Il n’a pas pu s’empêcher de ricaner.

-Parce que j’aime bien ça ! répond-il comme une évidence.

-C’est tout ? Juste pour le plaisir ?

-Oui. Des fois ça m’aide à m’exprimer mais ça revient au même.

S’exprimer. Cela fait des mois que l’on me recommande de m’exprimer. J’ai toujours refusé. Je préfère garder le silence.  C’est ainsi depuis la mort de papa. J’ai appris à me taire. Pourquoi ? Surement à cause de ma crainte envers le jugement…

J’ai posé le cadre avec le poing au sol, me suis levée en direction du garçon qui améliorait vite fait l’un de ses dessins. Je me suis placée face à lui, les mains à plat sur la table. Enfin, déterminée, j’ai lâché :

-Apprends-moi, s’il te plait.

Il a commencé par refuser, sous prétexte que cela ne s’apprend pas. Mais ce qu’il ne sait pas – et toi non plus, Maman - c’est que quand je suis déterminée, je peux être hyper têtue.  Je ne te l’ai jamais montré, c’est vrai. Seulement, avec toi ce n’était pas pareil.

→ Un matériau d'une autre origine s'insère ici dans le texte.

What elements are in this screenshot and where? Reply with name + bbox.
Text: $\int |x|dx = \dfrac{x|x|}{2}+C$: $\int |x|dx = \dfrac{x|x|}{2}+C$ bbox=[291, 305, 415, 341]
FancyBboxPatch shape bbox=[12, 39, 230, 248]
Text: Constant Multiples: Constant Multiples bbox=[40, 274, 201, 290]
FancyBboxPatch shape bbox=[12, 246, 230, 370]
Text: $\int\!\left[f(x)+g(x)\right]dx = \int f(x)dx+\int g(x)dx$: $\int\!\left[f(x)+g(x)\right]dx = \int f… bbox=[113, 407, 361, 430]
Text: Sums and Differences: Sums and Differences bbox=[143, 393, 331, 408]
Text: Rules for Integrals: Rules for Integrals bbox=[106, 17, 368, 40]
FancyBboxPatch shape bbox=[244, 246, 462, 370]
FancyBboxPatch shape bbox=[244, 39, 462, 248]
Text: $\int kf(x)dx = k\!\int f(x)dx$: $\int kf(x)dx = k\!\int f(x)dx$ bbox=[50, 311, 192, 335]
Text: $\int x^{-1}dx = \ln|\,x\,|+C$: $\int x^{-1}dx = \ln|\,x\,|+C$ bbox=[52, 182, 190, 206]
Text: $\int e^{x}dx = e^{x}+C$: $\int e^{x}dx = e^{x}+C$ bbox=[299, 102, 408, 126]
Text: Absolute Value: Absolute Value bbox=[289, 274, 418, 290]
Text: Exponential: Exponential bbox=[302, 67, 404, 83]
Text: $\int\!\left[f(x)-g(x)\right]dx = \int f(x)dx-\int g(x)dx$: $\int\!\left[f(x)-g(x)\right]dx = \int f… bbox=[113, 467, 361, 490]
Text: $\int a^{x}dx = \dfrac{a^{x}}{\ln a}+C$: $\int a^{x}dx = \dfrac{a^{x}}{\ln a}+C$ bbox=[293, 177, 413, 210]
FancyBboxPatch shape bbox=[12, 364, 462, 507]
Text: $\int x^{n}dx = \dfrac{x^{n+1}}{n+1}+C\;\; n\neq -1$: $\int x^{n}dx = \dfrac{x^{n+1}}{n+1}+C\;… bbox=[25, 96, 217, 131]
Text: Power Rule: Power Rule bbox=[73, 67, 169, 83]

Je ne pouvais pas me le permettre, tu me menaçais sans cesse.

J’ai donc insisté et il a fini par accepter. « A une condition ». D’un coup j’ai commencé à stresser.

-Que tu me donnes ton prénom.

C’est tout ? Je m’attendais à pire. Mais instinctivement, Maman, j’ai répondu  « Julianne ». Je l’ai vu murmurer se prénom pour lui-même. J’ai alors regretté mais pour quelques secondes uniquement.

-Et toi ?

Antoine. Il se nomme Antoine.

Maman, ce nom ne te dit rien ? Vraiment rien ? Non, sûrement pas… Tu as déjà du mal à accepter le passé. Ton passé. Alors te remémorer le mien…  Cela t’est égal de toute façon.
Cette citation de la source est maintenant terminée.